HELSINKI (Reuters) - If Finland joined NATO it would lead to a serious crisis with neighboring Russia, a report commissioned by the Finnish government said on Friday.
Membership of the military alliance would strengthen Finland’s security but trigger a harsh reaction from the Kremlin, affecting trade between the countries, according to the report prepared for Prime Minister Juha Sipila’s center-right government.
Militarily-neutral Finland shares a 1,340 km-long border and difficult history with Russia, its former ruler.
The report gave no direct recommendation on whether Finland should seek membership, but said a joint Finnish-Swedish application would be a better strategic option than either Nordic country joining the alliance alone.
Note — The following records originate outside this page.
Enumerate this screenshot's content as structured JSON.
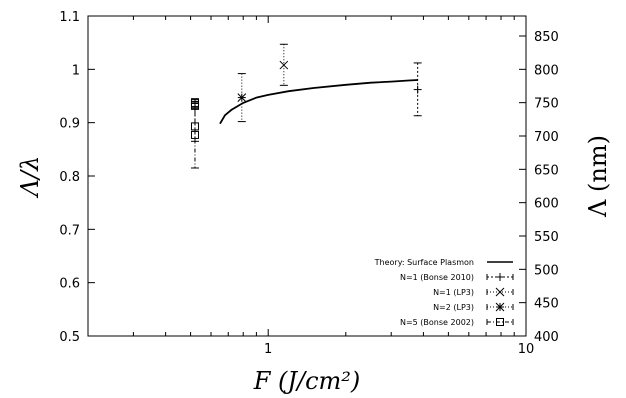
{
  "chart_data": {
    "type": "scatter",
    "x_scale": "log",
    "xlim": [
      0.2,
      10
    ],
    "ylim": [
      0.5,
      1.1
    ],
    "y2lim": [
      400,
      880
    ],
    "xlabel": "F (J/cm²)",
    "ylabel": "Λ/λ",
    "y2label": "Λ (nm)",
    "xticks": [
      {
        "value": 1,
        "label": "1"
      },
      {
        "value": 10,
        "label": "10"
      }
    ],
    "yticks": [
      "0.5",
      "0.6",
      "0.7",
      "0.8",
      "0.9",
      "1",
      "1.1"
    ],
    "y2ticks": [
      "400",
      "450",
      "500",
      "550",
      "600",
      "650",
      "700",
      "750",
      "800",
      "850"
    ],
    "legend_position": "bottom-right",
    "theory_curve": {
      "name": "Theory: Surface Plasmon",
      "x": [
        0.65,
        0.68,
        0.72,
        0.8,
        0.9,
        1.0,
        1.2,
        1.5,
        2.0,
        2.5,
        3.0,
        3.5,
        3.8
      ],
      "y": [
        0.898,
        0.914,
        0.924,
        0.937,
        0.947,
        0.952,
        0.959,
        0.965,
        0.971,
        0.975,
        0.977,
        0.979,
        0.98
      ]
    },
    "series": [
      {
        "name": "N=1 (Bonse 2010)",
        "marker": "plus",
        "points": [
          {
            "x": 3.8,
            "y": 0.962,
            "yerr_low": 0.913,
            "yerr_high": 1.012
          }
        ]
      },
      {
        "name": "N=1 (LP3)",
        "marker": "cross",
        "points": [
          {
            "x": 1.15,
            "y": 1.008,
            "yerr_low": 0.97,
            "yerr_high": 1.047
          }
        ]
      },
      {
        "name": "N=2 (LP3)",
        "marker": "star",
        "points": [
          {
            "x": 0.79,
            "y": 0.947,
            "yerr_low": 0.902,
            "yerr_high": 0.992
          }
        ]
      },
      {
        "name": "N=5 (Bonse 2002)",
        "marker": "box",
        "points": [
          {
            "x": 0.52,
            "y": 0.937,
            "yerr_low": 0.928,
            "yerr_high": 0.945
          },
          {
            "x": 0.52,
            "y": 0.932,
            "yerr_low": 0.926,
            "yerr_high": 0.94
          },
          {
            "x": 0.52,
            "y": 0.893,
            "yerr_low": 0.865,
            "yerr_high": 0.925
          },
          {
            "x": 0.52,
            "y": 0.877,
            "yerr_low": 0.815,
            "yerr_high": 0.936
          }
        ]
      }
    ]
  }
}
“This is a question of grand strategy,” Finnish Prime Minister Sipila told reporters on Friday.
“Small nations do not often change their basic foreign policy guidelines,” he said, adding that leeway was needed in case the security situation changed.
Only 22 percent of Finns support joining NATO, while 55 percent are opposed, a recent poll by public broadcaster YLE showed.
Finnish membership of NATO would double the length of the border between the alliance and Russia and increase the NATO presence in the Baltic Sea.
But without Sweden, Finland would be an isolated outpost which NATO would have difficulty defending, the report said.
Sipila said the governments of Finland and Sweden had promised not to “surprise each other” on the issue.
Nordic countries have stepped up military cooperation since Russia’s annexation of Crimea in 2014.
This month two Russian warplanes flew simulated attack passes near a U.S. destroyer in international waters in the Baltic, according to the U.S. military.
On Friday, Russian Foreign Minister Sergei Lavrov said in an interview that if Sweden joined NATO, Moscow would take “necessary military-technical measures”.
Sweden’s government has said it will not join the alliance, but four opposition parties want membership.
Finland won independence during Russia’s revolution of 1917 but nearly lost it fighting the Soviet Union in World War Two.
It kept close economic and political ties with the West during the Cold War but avoided confrontation with Moscow.